BAB II
PEMBAHASAN
A.
Biografi
Syed Muhammad Naquid Al Attas dan
Karya-karyanya
1.
Biografi
Syed Muhammad Naquid Al Attas
Syed Muhammad Naquib bin Ali bin Abdullah bin Muhsin
bin Muhammad al-Attas lahir pada tanggal 5 September 1931 di Bogor, Jawa Barat,
Indonesia. Silsilah resmi keluarga Naquib al-Attas yang terdapat dalam koleksi
pribadinya menunjukkan bahwa beliau merupakan keturunan ke 37 dari Nabi
Muhammad SAW.
Secara umum, pendidikan al-Attas bermula di Sukabumi
(Indonesia) dan Johor Baru (Malaysia). Setamat dari situ al-Attas masuk militer
di Inggris, kemudian kuliah di Universitas Malaya (UM) di Singapura. Untuk
selanjutnya al-Attas melanjutkan studinya hingga memperoleh gelar M.A dan Ph.D,
masing-masing dari McGill University, Montreal di Canada dan University of
London di Inggris, dengan fokus kajian pada teologi dan metafisika alam.[1]
Ketika masih
mengambil program S1 di Universitas Malaya, al- Attas telah menulis dua buah
buku. Buku pertama adalah “Rangkaian Rubaiyat.” Buku ini termasuk di
antara karya sastra pertama yang dicetak oleh Dewan Bahasa dan Pustaka, Kuala
Lumpur, pada tahun 1959.
Sedangkan buku kedua yang sekarang menjadi karya
klasik adalah “Some Aspects of Sufism as Understood and Practiced among the
Malays”, yang diterbitkan oleh lembaga penelitian sosiologi Malaysia pada
tahun 1963. Sedemikian berharganya buku yang kedua ini, pemerintah Kanada
melalui “Canada Counsel Fellowship” memberinya beasiswa untuk belajar di
Institute of Islamic Studies, Universitas McGill, Montreal yang didirikan oleh
Wilfred Cantwell Smith. Di universitas inilah al-Attas berkenalan dengan
beberapa orang sarjana ternama seperti Sir Hamilton Gibb (Inggris), Fazlur
Rahman (Pakistan), Toshihiko Izutsu (Jepang), dan Sayyed Hossein Nashr (Iran).
Pada tahun
1962, al-Attas mendapat gelar M.A. dengan tesis yang berjudul “Raniri and
the Wujudiyyah of 17th Century Acheh.” Dan selama kurang lebih dua tahun
(1963-1965) atas bimbingan Prof. Martin Lings, al-Attas menyelesaikan
perkuliahan dan meraih gelar Ph.D (Philosophy Doctor) dalam bidang
filsafat Islam dan kesusastraan Melayu Islam dengan mempertahankan disertasi
yang berjudul Mistisisme Hamzah Fansuri dengan predikat cumlaude.

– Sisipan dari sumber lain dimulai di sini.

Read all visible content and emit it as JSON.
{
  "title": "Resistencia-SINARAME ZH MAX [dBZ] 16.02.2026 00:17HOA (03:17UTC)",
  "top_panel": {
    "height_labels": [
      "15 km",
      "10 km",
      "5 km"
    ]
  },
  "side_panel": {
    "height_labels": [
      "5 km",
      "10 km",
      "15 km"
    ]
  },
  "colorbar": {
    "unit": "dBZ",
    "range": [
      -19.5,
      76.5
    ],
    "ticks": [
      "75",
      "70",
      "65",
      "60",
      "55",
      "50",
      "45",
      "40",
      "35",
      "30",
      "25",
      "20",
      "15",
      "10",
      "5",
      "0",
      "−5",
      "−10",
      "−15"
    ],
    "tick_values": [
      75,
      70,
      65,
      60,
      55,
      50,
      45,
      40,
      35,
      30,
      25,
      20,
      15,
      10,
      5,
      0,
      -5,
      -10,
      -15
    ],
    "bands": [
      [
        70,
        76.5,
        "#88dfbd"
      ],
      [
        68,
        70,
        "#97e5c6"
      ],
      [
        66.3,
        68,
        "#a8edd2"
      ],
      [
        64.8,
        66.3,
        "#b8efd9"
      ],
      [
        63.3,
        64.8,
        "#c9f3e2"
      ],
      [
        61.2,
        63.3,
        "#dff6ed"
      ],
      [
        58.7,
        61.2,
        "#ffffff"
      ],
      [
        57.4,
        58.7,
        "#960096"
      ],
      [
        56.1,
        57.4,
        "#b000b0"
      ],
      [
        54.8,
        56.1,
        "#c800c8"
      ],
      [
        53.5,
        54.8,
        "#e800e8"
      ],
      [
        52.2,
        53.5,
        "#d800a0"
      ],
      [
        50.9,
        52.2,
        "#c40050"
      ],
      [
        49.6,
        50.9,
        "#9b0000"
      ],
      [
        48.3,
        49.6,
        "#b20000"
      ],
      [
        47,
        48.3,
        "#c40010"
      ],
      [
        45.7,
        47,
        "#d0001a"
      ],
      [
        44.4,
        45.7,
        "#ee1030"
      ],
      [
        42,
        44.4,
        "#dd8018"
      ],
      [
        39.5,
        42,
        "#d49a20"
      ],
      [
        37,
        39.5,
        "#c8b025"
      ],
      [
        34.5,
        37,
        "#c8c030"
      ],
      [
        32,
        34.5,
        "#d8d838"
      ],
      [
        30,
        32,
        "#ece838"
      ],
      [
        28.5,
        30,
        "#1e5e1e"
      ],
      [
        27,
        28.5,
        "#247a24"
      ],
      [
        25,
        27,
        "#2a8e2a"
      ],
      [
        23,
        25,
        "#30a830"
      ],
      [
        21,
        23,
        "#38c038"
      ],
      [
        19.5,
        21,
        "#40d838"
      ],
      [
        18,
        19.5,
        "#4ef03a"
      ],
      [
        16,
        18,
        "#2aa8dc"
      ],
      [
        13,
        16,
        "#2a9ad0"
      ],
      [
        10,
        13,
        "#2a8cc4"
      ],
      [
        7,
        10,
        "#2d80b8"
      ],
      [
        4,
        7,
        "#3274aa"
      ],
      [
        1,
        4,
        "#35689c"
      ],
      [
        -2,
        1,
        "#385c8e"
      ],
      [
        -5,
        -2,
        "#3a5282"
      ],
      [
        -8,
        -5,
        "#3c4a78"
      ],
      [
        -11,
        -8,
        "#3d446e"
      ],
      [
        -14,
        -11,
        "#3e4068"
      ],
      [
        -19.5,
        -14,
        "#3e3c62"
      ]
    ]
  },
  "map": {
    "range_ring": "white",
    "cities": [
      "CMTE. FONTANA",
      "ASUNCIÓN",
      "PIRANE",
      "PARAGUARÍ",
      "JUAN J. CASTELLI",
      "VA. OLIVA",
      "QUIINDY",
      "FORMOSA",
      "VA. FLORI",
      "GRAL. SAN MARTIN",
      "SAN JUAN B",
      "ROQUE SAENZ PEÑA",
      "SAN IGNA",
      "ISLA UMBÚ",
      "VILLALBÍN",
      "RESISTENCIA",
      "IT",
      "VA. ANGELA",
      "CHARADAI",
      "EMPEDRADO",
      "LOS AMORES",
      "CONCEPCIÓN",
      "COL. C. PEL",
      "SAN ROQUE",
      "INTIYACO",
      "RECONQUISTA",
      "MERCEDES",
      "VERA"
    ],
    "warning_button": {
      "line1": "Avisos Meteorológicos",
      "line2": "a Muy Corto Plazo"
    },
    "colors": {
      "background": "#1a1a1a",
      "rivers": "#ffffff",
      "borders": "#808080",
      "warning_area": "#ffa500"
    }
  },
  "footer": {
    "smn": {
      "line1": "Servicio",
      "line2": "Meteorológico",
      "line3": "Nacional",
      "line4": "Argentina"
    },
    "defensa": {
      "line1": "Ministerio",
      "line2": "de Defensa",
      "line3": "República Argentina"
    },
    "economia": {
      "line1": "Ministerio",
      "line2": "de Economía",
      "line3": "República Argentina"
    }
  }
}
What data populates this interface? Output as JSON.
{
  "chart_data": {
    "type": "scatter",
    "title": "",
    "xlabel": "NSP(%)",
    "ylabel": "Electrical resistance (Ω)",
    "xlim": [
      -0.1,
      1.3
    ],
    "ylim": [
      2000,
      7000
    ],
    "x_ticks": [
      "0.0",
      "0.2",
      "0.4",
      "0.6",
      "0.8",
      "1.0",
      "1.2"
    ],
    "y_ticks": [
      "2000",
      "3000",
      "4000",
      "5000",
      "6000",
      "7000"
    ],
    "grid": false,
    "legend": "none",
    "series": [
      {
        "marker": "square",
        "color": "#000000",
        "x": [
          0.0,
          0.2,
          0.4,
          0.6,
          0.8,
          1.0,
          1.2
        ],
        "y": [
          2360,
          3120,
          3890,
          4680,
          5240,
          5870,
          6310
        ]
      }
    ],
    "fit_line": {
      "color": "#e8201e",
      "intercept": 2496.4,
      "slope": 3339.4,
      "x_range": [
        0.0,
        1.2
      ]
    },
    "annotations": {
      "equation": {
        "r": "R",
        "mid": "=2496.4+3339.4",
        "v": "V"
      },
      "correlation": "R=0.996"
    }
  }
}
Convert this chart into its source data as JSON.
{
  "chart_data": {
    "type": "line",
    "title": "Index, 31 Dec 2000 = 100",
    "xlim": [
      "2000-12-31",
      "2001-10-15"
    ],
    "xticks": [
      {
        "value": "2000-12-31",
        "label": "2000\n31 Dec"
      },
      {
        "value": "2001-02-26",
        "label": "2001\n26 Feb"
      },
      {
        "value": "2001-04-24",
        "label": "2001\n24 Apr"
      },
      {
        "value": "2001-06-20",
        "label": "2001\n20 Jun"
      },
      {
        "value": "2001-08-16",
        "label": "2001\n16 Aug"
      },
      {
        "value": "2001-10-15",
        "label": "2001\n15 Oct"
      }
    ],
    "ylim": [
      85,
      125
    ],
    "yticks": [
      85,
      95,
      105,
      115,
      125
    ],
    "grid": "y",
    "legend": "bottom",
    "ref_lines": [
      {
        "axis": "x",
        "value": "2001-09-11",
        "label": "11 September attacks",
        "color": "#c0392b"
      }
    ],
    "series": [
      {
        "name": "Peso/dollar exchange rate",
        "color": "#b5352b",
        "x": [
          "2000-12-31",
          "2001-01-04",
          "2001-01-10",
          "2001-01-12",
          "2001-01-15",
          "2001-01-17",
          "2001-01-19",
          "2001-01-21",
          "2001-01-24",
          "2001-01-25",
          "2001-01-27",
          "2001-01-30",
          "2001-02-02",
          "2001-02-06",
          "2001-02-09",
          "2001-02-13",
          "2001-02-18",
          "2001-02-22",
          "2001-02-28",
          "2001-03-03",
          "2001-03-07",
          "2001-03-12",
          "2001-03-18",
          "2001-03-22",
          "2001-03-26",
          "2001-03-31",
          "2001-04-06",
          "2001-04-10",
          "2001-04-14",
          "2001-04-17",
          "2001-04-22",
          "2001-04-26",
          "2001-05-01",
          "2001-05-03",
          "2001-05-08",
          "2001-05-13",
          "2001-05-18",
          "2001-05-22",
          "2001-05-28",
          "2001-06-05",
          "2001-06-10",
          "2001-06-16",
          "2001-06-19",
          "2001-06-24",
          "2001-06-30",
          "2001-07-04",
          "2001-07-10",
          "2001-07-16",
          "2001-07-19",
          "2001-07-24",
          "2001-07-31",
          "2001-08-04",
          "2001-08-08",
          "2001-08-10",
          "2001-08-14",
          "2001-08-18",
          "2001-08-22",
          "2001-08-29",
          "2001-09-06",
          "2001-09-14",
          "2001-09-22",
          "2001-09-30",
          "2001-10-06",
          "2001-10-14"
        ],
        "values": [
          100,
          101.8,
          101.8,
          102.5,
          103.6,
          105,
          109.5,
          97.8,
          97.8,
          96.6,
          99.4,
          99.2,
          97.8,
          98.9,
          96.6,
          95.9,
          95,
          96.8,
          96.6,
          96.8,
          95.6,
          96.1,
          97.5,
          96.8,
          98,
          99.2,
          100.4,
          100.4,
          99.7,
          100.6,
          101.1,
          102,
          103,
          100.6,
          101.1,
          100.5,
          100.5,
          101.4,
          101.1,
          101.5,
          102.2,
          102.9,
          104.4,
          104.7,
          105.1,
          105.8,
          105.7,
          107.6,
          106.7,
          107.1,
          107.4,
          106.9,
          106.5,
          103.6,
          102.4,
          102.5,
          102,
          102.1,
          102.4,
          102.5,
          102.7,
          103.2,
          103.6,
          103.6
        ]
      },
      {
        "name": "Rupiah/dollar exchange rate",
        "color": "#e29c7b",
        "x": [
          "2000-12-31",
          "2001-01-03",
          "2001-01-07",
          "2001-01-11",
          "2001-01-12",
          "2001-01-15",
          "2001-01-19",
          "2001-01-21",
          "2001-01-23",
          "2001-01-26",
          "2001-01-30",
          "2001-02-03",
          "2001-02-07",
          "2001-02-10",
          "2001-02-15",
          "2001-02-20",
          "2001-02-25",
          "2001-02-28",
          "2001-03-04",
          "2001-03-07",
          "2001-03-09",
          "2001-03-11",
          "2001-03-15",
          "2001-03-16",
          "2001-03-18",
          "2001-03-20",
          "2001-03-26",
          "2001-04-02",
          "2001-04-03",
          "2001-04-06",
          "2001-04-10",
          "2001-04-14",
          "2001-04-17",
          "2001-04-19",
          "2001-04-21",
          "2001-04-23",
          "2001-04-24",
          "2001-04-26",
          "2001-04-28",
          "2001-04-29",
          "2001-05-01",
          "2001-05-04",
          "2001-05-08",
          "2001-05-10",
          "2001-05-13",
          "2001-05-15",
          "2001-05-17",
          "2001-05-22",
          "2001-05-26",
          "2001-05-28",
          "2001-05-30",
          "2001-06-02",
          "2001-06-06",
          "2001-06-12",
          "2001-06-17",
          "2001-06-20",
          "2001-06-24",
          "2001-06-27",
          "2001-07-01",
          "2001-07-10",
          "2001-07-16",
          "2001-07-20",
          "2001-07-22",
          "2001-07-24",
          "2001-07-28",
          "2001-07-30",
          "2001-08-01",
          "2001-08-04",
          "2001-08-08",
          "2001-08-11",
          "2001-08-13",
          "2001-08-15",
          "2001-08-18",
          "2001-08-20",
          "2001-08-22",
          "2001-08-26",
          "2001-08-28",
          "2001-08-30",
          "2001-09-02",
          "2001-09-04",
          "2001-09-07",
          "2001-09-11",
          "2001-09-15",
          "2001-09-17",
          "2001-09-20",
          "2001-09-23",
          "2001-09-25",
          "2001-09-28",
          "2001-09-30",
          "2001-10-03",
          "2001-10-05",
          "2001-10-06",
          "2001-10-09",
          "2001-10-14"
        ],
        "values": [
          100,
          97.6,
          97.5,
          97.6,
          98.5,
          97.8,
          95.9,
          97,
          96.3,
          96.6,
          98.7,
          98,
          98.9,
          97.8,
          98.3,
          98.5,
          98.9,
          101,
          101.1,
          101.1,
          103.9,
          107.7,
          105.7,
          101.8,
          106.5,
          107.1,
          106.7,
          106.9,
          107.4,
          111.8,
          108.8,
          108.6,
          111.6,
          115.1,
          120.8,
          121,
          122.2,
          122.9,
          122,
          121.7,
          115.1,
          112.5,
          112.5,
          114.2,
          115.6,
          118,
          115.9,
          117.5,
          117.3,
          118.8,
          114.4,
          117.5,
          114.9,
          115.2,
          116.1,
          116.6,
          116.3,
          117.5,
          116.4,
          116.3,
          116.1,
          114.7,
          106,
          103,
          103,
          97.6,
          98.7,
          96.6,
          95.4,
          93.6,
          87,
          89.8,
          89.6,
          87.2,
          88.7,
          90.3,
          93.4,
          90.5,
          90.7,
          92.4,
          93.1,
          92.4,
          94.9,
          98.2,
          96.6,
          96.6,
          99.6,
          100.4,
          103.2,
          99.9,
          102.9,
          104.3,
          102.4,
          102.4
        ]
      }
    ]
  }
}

Disertasi tersebut telah dibukukan dengan judul “Mysticism of Hamzah Fansuri”.
Dalam
perjalanan karir akademiknya, al-Attas mengawali karirnya dengan menjadi
seorang dosen. Dia banyak membina perguruan tinggi dan ikut berpartisipasi
dalam pendirian universitas di Malaysia, baik sebagai ketua jurusan, dekan,
direktur dan rektor. Pada tahun 1968-1970 al-Attas menjabat sebagai ketua
Departemen Kesusastraan dalam Pengkajian Melayu. al-Attas merancang dasar
bahasa Malaysia pada tahun 1970. Dan pada tahun 1970-1973 al-Attas menjabat
Dekan pada Fakultas Sastra di universitas tersebut. Akhirnya pada tanggal 24
januari 1972 dia diangkat menjadi Profesor Bahasa dan Kesusastraan Melayu,
dalam pengukuhannya dia membacakan pidato ilmiah yang berjudul Islam dalam
Sejarah dan Kebudayaan Melayu.[2]
2. Karya-karya Al Attas
Al-Attas
telah menulis sekitar 26 buku dan monograf dalam bahasa Inggris dan Melayu,
banyak dari buku dan monograf itu yang telah diterjemahkan ke bahasa lain
seperti bahasa Arab, Persia, Turki, Urdu, Malayalam, Indonesia, Perancis,
Jerman, Rusia, Bosnia, Jepang, India, Korea dan Albania. Berikut adalah karya-karyanya
yang telah diterbitkan diantaranya yaitu:
a.
Rangkaian Rubaiyat, Some Aspects of Sufism as
Understood and Practiced Among the Malays,
b.
Raniri and the Wujudiyyah of 17th Century Acheh,
c.
The Mysticism of Hamzah Fansuri, Risalah Untuk Kaum
Muslimin, Islam and Secularism,
d.
The Concept of Education in Islam
e.
A Commentary on the Hujjat al Siddiq of Nur al Din al
Raniri,
f.
Islam and the Philosophy of Science,
g.
Prolegomena to the Metaphysics of Islam: an Exposition
of the Fundamental Elements of the Worldview of Islam, dan
lainnya.
B.
Sejarah
Ide Islamisasi Ilmu Pengetahuan
Gagasan al-Attas tentang islamisasi
ilmu pengetahuan muncul karena tidak adanya landasan pengatahuan yang bersifat
netral, sehingga ilmu pun tidak dapat berdiri bebas nilai. Pengetahuan dan ilmu
yang tersebar sampai ke tengah masyarakat dunia, termasuk masyarakat Islam,
telah diwarnai corak budaya dan peradaban Barat. Apa yang dirumuskan dan
disebarkan adalah pengetahuan yang dituangi dengan watak dan kepribadian
peradaban Barat. Pengetahuan yang disajikan dan dibawakan itu berupa
pengetahuan yang semu yang dilebur secara halus dengan yang sejati (the
real) sehingga manusia yang mengambilnya dengan tidak sadar seakan-akan
menerima pengetahuan yang sejati. Karena itu, al-Attas memandang bahwa
peradaban Barat tidak layak untuk dikonsumsi sebelum diseleksi terlebih dahulu.[3]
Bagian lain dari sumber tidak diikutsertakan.